An Indie filmmaker seeks to challenge Bollywood narrative on Kashmir

Share:
An Indie filmmaker seeks to challenge Bollywood narrative on Kashmir
Author: Maroosha Muzaffar
Published: Dec, 27 2024 03:15

Arfat Sheikh became increasingly frustrated by mainstream movies’ representation of Kashmir and its people – so he decided to make his own. Maroosha Muzaffar reports. When he was not even big enough to understand the term “collateral damage”, Arfat Sheikh’s father became that in Kashmir.

 [‘Saffron Kingdom’ shoot]
Image Credit: The Independent [‘Saffron Kingdom’ shoot]

A renowned singer and cultural figure, Ghulam Nabi Sheikh was killed in the 1990s by “unidentified gunmen”, a term used in newspapers through the decades when the anti-India insurgency was at its peak in the Himalayan valley and identifying the perpetrators of violence a risky proposition.

The grief of losing his father and then never knowing where his remains lay left Sheikh with scars that would not heal. As he grew up in the conflict-torn valley — controlled in part but claimed in whole by India and Pakistan — he kept searching for answers that never came even as the “collateral damage” piled ever higher.

Sheikh found solace in stories. And then, aged 39, he decided to tell his own story of Kashmir.
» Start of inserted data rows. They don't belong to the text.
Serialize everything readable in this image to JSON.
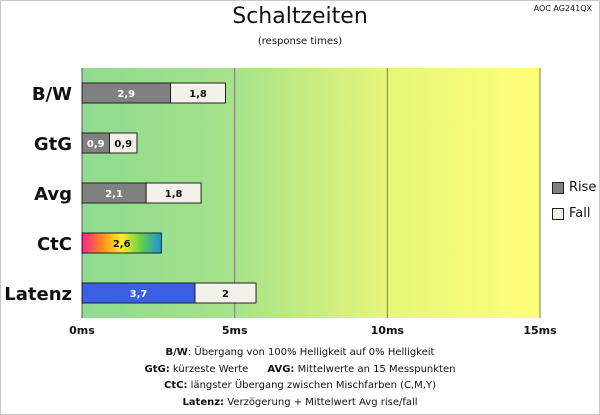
{
  "model": "AOC AG241QX",
  "chart_data": {
    "type": "bar",
    "orientation": "horizontal",
    "stacked": true,
    "title": "Schaltzeiten",
    "subtitle": "(response times)",
    "categories": [
      "B/W",
      "GtG",
      "Avg",
      "CtC",
      "Latenz"
    ],
    "series": [
      {
        "name": "Rise",
        "values": [
          2.9,
          0.9,
          2.1,
          2.6,
          3.7
        ],
        "labels": [
          "2,9",
          "0,9",
          "2,1",
          "2,6",
          "3,7"
        ]
      },
      {
        "name": "Fall",
        "values": [
          1.8,
          0.9,
          1.8,
          null,
          2
        ],
        "labels": [
          "1,8",
          "0,9",
          "1,8",
          "",
          "2"
        ]
      }
    ],
    "xlim": [
      0,
      15
    ],
    "xticks": [
      0,
      5,
      10,
      15
    ],
    "xtick_labels": [
      "0ms",
      "5ms",
      "10ms",
      "15ms"
    ],
    "gridlines_x": true,
    "background": "gradient green to yellow",
    "legend_position": "right",
    "colors": {
      "rise": "#808080",
      "fall": "#f2f2ea",
      "latenz": "#3a5fe6",
      "bg_green": "#8fdb8f",
      "bg_yellow": "#ffff77"
    }
  },
  "legend": {
    "rise": "Rise",
    "fall": "Fall"
  },
  "notes": [
    {
      "key": "B/W",
      "text": ":  Übergang von 100% Helligkeit auf 0% Helligkeit"
    },
    {
      "key": "GtG:",
      "text": " kürzeste  Werte",
      "key2": "AVG:",
      "text2": " Mittelwerte  an 15 Messpunkten"
    },
    {
      "key": "CtC:",
      "text": " längster Übergang  zwischen Mischfarben  (C,M,Y)"
    },
    {
      "key": "Latenz:",
      "text": " Verzögerung  + Mittelwert  Avg rise/fall"
    }
  ]
}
While learning the ropes of filmmaking, Sheikh says the narratives of Kashmir he found in mainstream Indian cinema rankled him because of the absence of Kashmiri voices.

After 2019, when the Indian government repealed an article of the constitution to take away the last remnants of the majority Muslim region’s autonomy, Sheikh says the suppression and erasure of the Kashmiri voice in Bollywood films in particular became severe.